The night of April 23, Messel was taking part in trivia night at Yogi’s Grill and Bar, something he did often, Adams said.
First, he picked up a friend, Matthew Brighton, in his 2012 Kia Sportage and texted Brighton – using the same phone found under Wilson’s lifeless feet – to let him know he was there.
Messel dropped Brighton off after trivia night at around midnight.
A vehicle with similar characteristics and features to Messel’s can be seen in surveillance video taken from the Showers Inn Bed and Breakfast on Eighth Street. It’s driving behind the taxi that would drop Wilson off at her home at Eighth and Dunn around 1 a.m.
At about 6:30 a.m. April 24, Messel can be seen on a security video filling up his gas tank at a Speedway station. Then he stops at a nearby McDonald’s to use the restroom. He was driving a Kia Sportage — the car the prosecution says contains Wilson’s DNA.
At 10:30 a.m. video shows him withdrawing $150 from IU Credit Union. He had $155 in his account.

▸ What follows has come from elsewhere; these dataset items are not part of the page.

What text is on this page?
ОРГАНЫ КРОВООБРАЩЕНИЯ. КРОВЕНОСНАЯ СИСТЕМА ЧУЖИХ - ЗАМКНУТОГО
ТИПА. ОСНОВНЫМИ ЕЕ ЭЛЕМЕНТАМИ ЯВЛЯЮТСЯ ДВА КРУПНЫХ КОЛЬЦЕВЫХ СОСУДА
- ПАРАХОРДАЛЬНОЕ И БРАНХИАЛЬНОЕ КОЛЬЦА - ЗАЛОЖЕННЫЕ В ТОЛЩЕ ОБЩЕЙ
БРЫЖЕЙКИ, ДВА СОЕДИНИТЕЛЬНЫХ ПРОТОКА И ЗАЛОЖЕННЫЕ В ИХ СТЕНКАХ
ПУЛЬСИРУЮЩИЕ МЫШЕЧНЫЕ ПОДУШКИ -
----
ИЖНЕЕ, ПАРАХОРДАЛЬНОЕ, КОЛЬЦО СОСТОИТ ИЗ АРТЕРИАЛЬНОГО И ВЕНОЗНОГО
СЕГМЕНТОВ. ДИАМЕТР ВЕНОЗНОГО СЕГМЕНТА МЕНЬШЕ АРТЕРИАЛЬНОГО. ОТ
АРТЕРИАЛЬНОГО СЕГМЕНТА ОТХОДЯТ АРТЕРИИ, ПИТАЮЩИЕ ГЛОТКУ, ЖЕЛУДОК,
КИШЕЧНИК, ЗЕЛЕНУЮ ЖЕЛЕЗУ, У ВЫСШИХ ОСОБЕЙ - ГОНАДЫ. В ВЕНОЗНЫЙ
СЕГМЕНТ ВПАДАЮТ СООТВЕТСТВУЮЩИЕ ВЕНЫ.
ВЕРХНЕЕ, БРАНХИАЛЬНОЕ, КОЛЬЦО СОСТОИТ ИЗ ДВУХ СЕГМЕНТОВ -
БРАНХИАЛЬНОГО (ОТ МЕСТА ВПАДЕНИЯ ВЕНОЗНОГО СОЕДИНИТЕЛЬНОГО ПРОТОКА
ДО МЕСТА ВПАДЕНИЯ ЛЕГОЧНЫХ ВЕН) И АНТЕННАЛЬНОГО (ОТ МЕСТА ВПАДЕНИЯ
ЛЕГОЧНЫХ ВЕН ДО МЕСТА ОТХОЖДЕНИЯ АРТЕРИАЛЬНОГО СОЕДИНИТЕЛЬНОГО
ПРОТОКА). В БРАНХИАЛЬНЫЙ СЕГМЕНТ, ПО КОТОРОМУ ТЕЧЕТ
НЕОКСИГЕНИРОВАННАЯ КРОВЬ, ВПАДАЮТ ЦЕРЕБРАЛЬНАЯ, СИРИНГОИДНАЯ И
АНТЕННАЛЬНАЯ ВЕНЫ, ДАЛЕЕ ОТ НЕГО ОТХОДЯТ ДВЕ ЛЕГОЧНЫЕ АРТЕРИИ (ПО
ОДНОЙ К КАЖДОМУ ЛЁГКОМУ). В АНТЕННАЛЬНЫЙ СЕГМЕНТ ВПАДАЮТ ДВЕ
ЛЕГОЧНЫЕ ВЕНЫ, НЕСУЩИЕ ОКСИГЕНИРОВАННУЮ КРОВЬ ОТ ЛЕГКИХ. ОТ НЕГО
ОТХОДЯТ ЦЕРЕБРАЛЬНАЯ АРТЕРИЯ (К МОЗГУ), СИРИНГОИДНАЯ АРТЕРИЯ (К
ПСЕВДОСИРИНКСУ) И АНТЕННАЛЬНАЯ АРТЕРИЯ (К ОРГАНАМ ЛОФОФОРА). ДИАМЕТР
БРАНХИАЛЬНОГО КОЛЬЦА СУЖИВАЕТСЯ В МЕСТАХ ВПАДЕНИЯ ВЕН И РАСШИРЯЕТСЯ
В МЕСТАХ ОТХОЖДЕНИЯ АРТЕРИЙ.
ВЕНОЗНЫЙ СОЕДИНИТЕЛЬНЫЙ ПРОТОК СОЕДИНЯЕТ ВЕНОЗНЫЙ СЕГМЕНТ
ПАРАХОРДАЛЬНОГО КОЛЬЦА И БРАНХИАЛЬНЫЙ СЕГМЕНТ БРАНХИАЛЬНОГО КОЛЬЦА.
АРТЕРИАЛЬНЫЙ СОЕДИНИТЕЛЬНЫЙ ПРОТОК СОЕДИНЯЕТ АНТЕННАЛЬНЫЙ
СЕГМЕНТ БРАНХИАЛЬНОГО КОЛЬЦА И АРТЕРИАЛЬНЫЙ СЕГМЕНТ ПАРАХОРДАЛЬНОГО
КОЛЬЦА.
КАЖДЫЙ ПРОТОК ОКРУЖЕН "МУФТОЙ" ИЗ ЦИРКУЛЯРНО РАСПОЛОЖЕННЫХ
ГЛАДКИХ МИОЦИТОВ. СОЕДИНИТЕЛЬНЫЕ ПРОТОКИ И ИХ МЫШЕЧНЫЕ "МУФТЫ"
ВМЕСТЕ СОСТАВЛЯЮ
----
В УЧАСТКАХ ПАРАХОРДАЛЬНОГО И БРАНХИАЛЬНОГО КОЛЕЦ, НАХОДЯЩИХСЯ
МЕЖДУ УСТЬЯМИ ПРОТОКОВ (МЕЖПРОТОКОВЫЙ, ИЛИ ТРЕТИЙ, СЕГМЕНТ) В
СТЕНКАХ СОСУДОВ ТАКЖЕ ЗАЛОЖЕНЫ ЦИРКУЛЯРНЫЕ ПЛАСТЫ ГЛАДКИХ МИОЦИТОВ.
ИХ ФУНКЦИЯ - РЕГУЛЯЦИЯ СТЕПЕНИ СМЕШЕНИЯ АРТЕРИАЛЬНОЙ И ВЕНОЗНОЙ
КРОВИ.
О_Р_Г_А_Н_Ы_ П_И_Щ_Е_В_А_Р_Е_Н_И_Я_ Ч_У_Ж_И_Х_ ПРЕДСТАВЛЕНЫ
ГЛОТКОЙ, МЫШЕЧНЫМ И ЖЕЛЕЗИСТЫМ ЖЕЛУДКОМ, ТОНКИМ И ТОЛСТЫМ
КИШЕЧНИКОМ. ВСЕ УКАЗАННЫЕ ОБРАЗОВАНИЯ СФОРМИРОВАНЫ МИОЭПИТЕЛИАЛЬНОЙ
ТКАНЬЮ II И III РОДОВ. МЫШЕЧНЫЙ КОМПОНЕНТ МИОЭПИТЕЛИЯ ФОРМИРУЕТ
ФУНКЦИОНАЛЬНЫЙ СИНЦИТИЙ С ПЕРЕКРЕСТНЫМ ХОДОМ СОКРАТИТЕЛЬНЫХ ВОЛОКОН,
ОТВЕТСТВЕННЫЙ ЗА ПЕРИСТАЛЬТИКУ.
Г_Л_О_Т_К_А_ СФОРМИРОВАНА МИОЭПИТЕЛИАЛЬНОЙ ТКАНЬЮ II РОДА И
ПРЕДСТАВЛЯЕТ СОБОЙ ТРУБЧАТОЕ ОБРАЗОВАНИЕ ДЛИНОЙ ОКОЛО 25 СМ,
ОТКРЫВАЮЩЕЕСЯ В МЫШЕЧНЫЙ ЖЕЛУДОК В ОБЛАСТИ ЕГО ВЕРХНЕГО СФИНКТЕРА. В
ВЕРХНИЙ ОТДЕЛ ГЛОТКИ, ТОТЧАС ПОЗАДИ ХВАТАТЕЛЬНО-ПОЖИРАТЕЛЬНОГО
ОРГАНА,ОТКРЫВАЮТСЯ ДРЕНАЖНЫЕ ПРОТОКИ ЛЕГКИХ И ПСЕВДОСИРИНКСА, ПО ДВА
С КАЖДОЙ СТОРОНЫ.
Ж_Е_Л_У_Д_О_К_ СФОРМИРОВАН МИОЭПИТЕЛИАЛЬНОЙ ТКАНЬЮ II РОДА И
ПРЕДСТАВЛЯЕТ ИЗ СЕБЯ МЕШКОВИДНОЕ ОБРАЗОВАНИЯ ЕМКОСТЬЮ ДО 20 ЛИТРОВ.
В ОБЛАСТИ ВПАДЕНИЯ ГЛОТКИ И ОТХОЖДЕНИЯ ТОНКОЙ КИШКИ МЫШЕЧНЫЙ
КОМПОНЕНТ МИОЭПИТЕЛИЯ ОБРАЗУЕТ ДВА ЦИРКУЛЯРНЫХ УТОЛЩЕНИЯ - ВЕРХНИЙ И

At 5:30 p.m. April 24, Messel returned to the home he shared with his father, who told him the Indiana State Police were looking for him. His cellphone had been found in Brown County, and police had told his father that Messel had done something “very bad, the worst of the worst.”
Messel went into his bedroom, grabbed a plastic bag and started walking toward his Sportage. Before he could make it to the carport, multiple state police vehicles began pulling in.
Officers drew their guns and demanded Messel get down on the ground.
He threw the bag aside — which contained blood-stained clothing, including a Cincinnati Reds T-shirt with Wilson’s blood on it — and followed police orders, Adams said.
Inside Messel’s Sportage, a red IU pullover sweatshirt was found that was determined to have Wilson’s DNA on it. It is what Messel was wearing when he left Yogi’s the night of April 23.
His defense attorney argued that if Messel killed Wilson and had a pocket full of money, why would he return home if he thought the police were after him? “Dan should have got the heck out of town,” she said.
Testimony this afternoon is to include Wilson’s friends.